壊れる原因の大半は積雪ですが、秋口は別の理由があります。熊です。冬眠前の熊が食料を求め、無人の山小屋にやってくるのです。

熊はとても臆病な生き物なので、人間に近寄ってくることはまずありません。しかし無人の山小屋となれば話は別です。熊にとって山小屋は恰好のエサ場で、室内に侵入を許せばやりたい放題、まさにはちみつを手にしたプーさん状態です。下手をすれば小屋内で冬眠される恐れさえあります。オーナーからも「味を占めると何度でもやってくる。絶対に熊を入れるな」ときつく言われています。
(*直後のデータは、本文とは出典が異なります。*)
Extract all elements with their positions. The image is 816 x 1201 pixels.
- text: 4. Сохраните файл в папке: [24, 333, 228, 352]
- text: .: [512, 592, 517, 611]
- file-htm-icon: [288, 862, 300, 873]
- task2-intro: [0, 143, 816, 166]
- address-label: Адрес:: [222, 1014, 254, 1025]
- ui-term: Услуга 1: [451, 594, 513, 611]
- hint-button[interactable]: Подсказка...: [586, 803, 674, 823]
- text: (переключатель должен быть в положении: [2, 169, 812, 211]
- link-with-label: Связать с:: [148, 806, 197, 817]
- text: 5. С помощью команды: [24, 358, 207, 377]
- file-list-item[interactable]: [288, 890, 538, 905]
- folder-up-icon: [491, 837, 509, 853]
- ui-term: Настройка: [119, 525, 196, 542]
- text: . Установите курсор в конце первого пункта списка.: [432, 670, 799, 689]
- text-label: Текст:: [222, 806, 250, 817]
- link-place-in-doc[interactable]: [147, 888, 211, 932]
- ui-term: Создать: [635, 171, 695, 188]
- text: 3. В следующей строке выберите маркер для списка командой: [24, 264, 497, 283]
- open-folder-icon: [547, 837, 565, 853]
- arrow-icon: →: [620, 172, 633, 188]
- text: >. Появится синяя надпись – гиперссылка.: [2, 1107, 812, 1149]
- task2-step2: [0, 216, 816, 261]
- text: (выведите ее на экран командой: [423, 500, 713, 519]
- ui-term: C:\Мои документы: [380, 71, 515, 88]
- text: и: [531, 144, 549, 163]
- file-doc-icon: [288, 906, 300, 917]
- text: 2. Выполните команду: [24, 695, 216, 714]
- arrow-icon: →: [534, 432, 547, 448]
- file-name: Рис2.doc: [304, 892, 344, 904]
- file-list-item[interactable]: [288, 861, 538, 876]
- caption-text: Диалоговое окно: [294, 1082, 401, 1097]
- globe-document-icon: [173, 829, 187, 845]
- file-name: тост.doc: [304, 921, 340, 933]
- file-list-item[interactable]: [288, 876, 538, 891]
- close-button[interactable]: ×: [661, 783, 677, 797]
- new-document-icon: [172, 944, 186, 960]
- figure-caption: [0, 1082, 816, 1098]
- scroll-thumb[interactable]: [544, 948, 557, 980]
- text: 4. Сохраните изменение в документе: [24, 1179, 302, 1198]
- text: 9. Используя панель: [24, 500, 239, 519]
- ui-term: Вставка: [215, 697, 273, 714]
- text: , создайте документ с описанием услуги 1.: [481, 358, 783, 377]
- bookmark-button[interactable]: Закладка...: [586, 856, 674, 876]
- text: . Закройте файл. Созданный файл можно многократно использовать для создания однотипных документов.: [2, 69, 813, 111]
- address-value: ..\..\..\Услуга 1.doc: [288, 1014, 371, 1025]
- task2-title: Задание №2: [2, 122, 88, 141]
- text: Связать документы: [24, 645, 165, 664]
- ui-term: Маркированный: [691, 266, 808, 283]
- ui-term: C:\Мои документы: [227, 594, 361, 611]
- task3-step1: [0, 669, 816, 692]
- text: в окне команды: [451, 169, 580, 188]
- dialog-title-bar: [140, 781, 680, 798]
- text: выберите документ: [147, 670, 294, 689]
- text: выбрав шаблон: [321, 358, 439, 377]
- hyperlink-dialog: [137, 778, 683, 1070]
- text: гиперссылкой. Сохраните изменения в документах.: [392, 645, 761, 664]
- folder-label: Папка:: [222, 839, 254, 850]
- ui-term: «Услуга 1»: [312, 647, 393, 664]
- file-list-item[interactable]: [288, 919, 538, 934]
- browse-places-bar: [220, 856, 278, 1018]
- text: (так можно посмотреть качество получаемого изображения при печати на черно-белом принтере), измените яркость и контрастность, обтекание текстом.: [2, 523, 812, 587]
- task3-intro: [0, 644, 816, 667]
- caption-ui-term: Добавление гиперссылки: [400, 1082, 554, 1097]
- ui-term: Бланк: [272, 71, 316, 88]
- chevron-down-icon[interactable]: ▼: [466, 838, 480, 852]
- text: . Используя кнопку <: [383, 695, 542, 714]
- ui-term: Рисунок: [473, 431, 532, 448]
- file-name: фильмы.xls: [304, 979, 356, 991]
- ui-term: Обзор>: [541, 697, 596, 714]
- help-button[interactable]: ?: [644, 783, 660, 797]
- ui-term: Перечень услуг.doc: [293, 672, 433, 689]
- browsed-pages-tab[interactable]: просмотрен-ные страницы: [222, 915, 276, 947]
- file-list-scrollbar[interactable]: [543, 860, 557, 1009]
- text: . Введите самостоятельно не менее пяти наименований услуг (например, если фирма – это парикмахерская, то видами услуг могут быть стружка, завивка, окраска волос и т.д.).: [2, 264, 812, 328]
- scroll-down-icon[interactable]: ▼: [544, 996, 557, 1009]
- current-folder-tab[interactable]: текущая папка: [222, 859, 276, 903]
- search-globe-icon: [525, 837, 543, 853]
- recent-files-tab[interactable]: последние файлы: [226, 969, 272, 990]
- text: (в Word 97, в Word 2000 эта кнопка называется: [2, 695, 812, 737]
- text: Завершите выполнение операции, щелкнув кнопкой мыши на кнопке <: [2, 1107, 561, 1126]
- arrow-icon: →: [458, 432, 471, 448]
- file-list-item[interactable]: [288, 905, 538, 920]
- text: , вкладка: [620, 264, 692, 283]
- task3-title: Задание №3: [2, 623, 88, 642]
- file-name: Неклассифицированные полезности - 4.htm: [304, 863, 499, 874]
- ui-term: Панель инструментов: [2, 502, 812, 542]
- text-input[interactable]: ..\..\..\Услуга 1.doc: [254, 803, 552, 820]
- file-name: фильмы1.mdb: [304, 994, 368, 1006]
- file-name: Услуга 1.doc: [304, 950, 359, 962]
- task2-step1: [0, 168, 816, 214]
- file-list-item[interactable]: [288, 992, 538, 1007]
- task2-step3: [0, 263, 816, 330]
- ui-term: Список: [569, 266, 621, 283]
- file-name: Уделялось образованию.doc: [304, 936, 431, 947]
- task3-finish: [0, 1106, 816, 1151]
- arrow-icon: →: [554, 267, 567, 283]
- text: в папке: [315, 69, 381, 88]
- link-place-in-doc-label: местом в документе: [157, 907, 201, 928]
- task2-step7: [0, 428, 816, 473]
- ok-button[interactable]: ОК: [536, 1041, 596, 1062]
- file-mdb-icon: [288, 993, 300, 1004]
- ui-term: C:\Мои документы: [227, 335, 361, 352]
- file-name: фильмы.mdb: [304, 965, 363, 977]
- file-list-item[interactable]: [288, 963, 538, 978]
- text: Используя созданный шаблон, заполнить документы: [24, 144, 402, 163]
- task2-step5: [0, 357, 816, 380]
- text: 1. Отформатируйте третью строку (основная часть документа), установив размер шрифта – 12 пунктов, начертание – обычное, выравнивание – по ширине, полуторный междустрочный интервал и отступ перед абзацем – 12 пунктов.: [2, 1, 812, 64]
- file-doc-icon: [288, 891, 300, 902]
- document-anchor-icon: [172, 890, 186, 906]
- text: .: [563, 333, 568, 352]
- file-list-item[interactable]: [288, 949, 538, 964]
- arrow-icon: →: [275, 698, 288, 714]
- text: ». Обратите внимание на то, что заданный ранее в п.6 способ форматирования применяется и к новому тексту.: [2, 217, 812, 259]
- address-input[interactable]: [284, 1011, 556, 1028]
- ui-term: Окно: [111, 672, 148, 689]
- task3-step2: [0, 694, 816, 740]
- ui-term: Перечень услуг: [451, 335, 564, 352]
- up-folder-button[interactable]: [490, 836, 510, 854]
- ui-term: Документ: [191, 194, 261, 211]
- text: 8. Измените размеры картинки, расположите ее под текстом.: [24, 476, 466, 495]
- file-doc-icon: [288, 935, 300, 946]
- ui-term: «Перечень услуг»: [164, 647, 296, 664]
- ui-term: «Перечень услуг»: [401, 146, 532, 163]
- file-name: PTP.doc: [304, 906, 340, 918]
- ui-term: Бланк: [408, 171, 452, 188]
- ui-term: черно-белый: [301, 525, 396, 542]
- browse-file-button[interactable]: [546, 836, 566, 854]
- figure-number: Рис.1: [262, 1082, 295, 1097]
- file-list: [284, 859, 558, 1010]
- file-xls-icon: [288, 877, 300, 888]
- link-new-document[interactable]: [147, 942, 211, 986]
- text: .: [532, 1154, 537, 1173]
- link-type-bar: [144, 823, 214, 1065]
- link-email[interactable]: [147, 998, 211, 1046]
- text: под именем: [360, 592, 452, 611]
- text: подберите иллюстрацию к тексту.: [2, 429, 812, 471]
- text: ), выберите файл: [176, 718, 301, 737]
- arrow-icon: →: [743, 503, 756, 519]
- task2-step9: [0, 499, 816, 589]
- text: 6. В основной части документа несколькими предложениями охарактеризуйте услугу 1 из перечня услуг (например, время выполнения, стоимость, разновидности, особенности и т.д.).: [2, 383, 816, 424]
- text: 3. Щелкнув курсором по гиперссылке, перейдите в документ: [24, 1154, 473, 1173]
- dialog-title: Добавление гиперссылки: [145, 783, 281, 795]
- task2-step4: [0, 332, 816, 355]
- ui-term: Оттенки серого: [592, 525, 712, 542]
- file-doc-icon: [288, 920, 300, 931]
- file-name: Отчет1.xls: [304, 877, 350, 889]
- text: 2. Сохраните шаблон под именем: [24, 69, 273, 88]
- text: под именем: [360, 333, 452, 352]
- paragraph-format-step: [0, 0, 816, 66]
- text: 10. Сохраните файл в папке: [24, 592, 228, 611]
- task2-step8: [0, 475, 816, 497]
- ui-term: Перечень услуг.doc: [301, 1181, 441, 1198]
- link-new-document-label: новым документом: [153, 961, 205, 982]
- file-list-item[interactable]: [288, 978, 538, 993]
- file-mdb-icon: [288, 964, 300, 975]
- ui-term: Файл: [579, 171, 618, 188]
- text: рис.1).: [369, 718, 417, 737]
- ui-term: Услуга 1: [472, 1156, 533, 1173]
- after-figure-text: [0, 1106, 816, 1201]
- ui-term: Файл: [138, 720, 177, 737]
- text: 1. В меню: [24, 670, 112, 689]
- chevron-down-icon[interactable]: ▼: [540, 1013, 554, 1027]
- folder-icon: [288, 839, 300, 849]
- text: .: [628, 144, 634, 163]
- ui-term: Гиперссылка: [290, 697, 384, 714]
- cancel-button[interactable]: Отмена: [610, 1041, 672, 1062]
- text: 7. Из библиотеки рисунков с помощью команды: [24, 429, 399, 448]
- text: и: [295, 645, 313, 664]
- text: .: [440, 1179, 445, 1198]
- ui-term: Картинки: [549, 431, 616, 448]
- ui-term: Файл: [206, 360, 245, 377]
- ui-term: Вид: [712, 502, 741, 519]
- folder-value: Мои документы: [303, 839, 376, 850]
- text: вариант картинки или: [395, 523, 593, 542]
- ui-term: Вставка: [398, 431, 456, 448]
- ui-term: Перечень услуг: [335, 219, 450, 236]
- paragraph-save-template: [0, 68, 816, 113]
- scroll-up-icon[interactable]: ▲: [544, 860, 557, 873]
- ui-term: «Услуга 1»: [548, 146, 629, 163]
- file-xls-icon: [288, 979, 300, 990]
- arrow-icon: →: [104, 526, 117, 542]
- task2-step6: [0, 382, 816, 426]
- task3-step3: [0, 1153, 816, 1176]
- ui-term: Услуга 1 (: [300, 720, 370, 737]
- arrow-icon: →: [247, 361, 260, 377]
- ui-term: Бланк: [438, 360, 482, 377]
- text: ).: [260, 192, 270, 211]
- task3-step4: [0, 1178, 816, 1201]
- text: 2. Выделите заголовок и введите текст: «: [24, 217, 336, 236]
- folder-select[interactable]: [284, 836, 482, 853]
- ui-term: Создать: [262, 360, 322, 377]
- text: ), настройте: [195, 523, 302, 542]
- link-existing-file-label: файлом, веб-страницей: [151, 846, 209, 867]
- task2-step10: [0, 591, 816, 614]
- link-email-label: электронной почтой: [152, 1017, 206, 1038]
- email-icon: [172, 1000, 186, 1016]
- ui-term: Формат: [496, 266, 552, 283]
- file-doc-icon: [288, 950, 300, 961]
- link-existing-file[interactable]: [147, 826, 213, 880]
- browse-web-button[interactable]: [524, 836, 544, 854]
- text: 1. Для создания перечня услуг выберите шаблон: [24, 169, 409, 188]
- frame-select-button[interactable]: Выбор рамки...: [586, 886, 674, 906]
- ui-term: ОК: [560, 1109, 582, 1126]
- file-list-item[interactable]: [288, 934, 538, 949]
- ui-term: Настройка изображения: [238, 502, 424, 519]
そのため冬季の閉鎖期間は窓にべニア板を張り付け、外壁の弱そうな部分も補強し、熊から山小屋を守るためにありとあらゆる手段を講じます。

その手段の1つが「駆除」です。小屋のスタッフの一人、Cさんが猟銃所持許可を持っていて、小屋にライフルを置いていました。もちろん規則通り鍵の掛かったロッカーに入れて、他人の手が触れないようしっかりと管理しています。

そしてある日、その事件が起こったのです。Cさんと2人で1週間ぶりに小屋に行くと、外壁が大きくはがれていたんです。離れた場所から様子をうかがっていたけど、周辺に熊の気配はなし。大声を出しながら小屋に近づき、室内に熊がいないことを確認するやいなやCさんはライフルを取りに走りました。

Cさんがライフル片手に熊を警戒し、私が小屋の修理をします。壁は壊されましたが室内に侵入された形跡はなし。備蓄食料品の被害もありませんでした。

夕刻までに何とか応急修理を済ませたものの、私は熊の襲撃を恐れていました。ここのバイトは2年目で、熊に遭遇するのは初めてです。オーナーや他のスタッフから話には聞いていたものの、熊がこんなに恐ろしいとは。

震える私に対し、手慣れたCさんは口にします。

「夜に備えて、今のうちに罠を仕掛けよう」

Cさんに言われるまま小屋から少し離れた場所に罠を設置し、小屋の2階に避難します。あとは熊が現れるのを待つだけ。カップ麺をすすった後は明かりも消し、物音ひとつ立てずにじっとしていました。

しかしその夜は熊は現れませんでした。2日後には下山する予定なので出来ればこのまま姿を見せないでくれ・・・とも思いましたが、それでは小屋が再び壊される恐れがある。出てきて欲しくないけど、できれば罠にかかって欲しい。複雑な思いです。

そして次の夜、熊がやってきました。仕掛けた罠からガサゴソと物音がします。罠といっても蓋の空いた一斗缶を半分ほど地面に埋めて、中におもりの石と蜂蜜を入れただけの簡単なもの。月明かりがあっても熊の姿は見えないので、微かに輝く一斗缶を的にして撃つとCさんが言っていました。

Cさんが撃ったのは5発だったと思います。そのあとすぐにCさんが言いました。「終了。一杯飲んでから寝よう」



翌朝。体長1メートルほどの熊が一斗缶の脇に倒れていました。

Cさんは慣れた手つきで熊の指(手のひら?)を切り落とし、2重にしたビニール袋に詰めていました。そのあと2人で熊を少し離れた場所まで引きずって、穴を掘って埋めました。

「熊の手はどうするんですか?」

「害獣駆除の証拠として提出する。本来なら先に申請を出して、許可が下りてから駆除するんだけど、順序が逆になることもある。許可が下りた後に証拠提出すれば問題にならない。まあ、暗黙の了解って奴だね」

「熊って食べられないんですか?」

Cさん尋ねたところ

「食べれば旨いらしいが、下処理に手間がかかる。買い取ってくれる業者もいるけど、解体と運ぶ手間を考えれば割に合わない。小屋のバイト代と害獣駆除の報奨金が出るから、それでだけで充分」

とのことです。


以上、酒の席で山屋Dから聞いた貴重な体験談でした。多少のアレンジはあるでしょうが、おそらくすべて事実です。山屋Dとはそんな男。



参考資料

地域によっては頭部を提出するらしい。